Ce Dvd nous propose une immersion dans le monde méconnu de la capoeira. Loin des clichés des kékés bronzés des plages brésiliennes, il est une invitation à découvrir ou approfondir un voyage qui commence 400 ans en arrière, alors que des êtres humains sont arrachés de force de leur terre afin de servir des volontés de conquête et d'empires. Traversant l'océan à coup de fouet dans des cales infernales, cette humanité qui a perdu ses droits ne peut exister que dans une camaraderie silencieuse, où la vie traverse les ténèbres à la recherche de sens, en partageant l'injustice, les souffrances et le désespoir.

La capoeira, profondément africaine, naît ainsi de l'autre coté de l'horizon, au Brésil. Alors que la liberté n'existe plus dans le monde "civilisé" extérieur, les esclaves se retranchent dans la "roda", un cercle qu'ils forment entre eux, symbolisant le monde et la vie : une dernière enclave libre, un territoire d'expression où leur culture, leurs joies, leurs peines quotidiennes peuvent exister. Au travers du jeu, de la musique et des chants, les capoeiristes, deux à deux, investissent ce cercle dans des luttes martiales, acrobatiques et expressives où la vie reprend ses droits. Seule liberté octroyée aux esclaves, la capoeira survit en cachette sous prétexte de rituels et de danse tandis que les capoeiristes apprennent à se défendre et à se battre en exprimant toute leur vitalité et leur espoir intériorisés. Ainsi naît la capoeira.

Mais elle va traverser les siècles et évoluer au gré des conditions extérieures. Après l'abolition de l'esclavage, elle est interdite, trop dangereuse, se développant sur les docks des ports où les couteaux tranchent facilement, accueillant des militaires ou des marins, elle est un vivier de main d'oeuvre pour des basses besognes peu recommandables. C'est sous l'influence de maîtres spirituels reprenant cette graine de liberté à la dérive, qu'elle va relever la tête et redonner du sens à ses origines.
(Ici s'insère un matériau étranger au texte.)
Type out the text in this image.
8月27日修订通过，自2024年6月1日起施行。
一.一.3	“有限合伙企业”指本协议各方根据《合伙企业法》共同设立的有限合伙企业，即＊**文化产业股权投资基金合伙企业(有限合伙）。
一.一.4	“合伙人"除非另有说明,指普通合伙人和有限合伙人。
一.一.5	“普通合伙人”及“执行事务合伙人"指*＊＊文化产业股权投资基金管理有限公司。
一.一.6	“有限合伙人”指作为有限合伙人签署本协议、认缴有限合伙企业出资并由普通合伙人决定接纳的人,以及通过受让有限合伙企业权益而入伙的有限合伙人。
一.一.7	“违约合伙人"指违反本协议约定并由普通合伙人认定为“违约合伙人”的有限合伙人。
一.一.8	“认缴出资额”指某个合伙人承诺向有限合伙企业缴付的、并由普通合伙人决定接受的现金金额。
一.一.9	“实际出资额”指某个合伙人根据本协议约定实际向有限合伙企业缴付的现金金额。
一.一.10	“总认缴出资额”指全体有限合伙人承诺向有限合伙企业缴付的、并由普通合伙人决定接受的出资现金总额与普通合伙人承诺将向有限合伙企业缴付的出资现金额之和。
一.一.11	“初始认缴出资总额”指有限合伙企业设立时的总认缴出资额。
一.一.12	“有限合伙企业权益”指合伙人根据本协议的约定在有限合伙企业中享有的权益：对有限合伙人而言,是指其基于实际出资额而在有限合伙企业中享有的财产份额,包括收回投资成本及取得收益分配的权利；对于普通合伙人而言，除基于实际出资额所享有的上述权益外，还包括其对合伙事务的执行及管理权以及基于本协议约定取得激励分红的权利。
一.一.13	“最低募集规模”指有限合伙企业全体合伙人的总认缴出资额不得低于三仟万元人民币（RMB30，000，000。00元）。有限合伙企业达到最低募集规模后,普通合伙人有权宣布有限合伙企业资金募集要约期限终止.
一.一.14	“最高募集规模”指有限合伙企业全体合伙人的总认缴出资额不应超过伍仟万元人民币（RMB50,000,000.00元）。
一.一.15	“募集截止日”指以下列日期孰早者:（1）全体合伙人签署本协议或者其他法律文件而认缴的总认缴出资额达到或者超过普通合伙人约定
La capoeira est reconnue à présent au Brésil comme appartenant au patrimoine culturel. C'est ainsi un devoir de mémoire, transmis de génération en génération, une continuité nécessaire qui donne du sens aux vies qui ont traversé l'enfer, une question posée qui cherche sa réponse en s'exportant dans le monde entier. Dans ce terreau particulier où les corps et les esprits se frôlent et se caressent parfois, s'entrechoquent mais sans jamais éveiller les soupçons, puis au travers de toutes ces évolutions, dans ce contexte, que se passe-t-il, que se crée-t-il ? C'est ce que l'on découvre dans ce reportage au sein d'un groupe de capoeira parmi les plus connus et qui porte le nom des logements où étaient entassés les esclaves : "senzala".

Bien sur à l'heure du body building et de l'image, les capoeiristes qui pratiquent sous le soleil du Brésil ont souvent des corps d'athlètes sculptés dans l'ébène, et ils font des envieux, la capoeira apparaissant alors comme une mode. Mais ce que l'on découvre dans ce Dvd est tout autre, le fruit de ce qui peut surgir quand on étouffe la vie : de la grâce, de l'élégance et de la beauté, de la vitalité et de la joie, du jeu et de la malice, des rituels et des traditions, des fondements et des maîtres, des vibrations et de l'énergie, des émotions, de l'amitié et de l'amour, un mode de vie et un regard singulier sur le monde, un univers à part fruit de cette quête forcée vers des valeurs profondes de la vie et de liberté.
Malgré quelques imperfections - des sous-titres difficilement lisibles en blanc sur le fond blanc immaculé de l'uniforme du capoeiriste - et bien que n'étant qu'un aperçu limité de l'univers de la capoeira, notamment au travers du seul groupe Senzala, ce Dvd n'est en rien une fresque historique, mais un reportage sur la capoeira contemporaine, une invitation au voyage et à la découverte d'autres mondes, une ouverture vers des territoires invisibles pour le commun des mortels, un témoignage et un hommage simple et sincère rendu à la capoeira.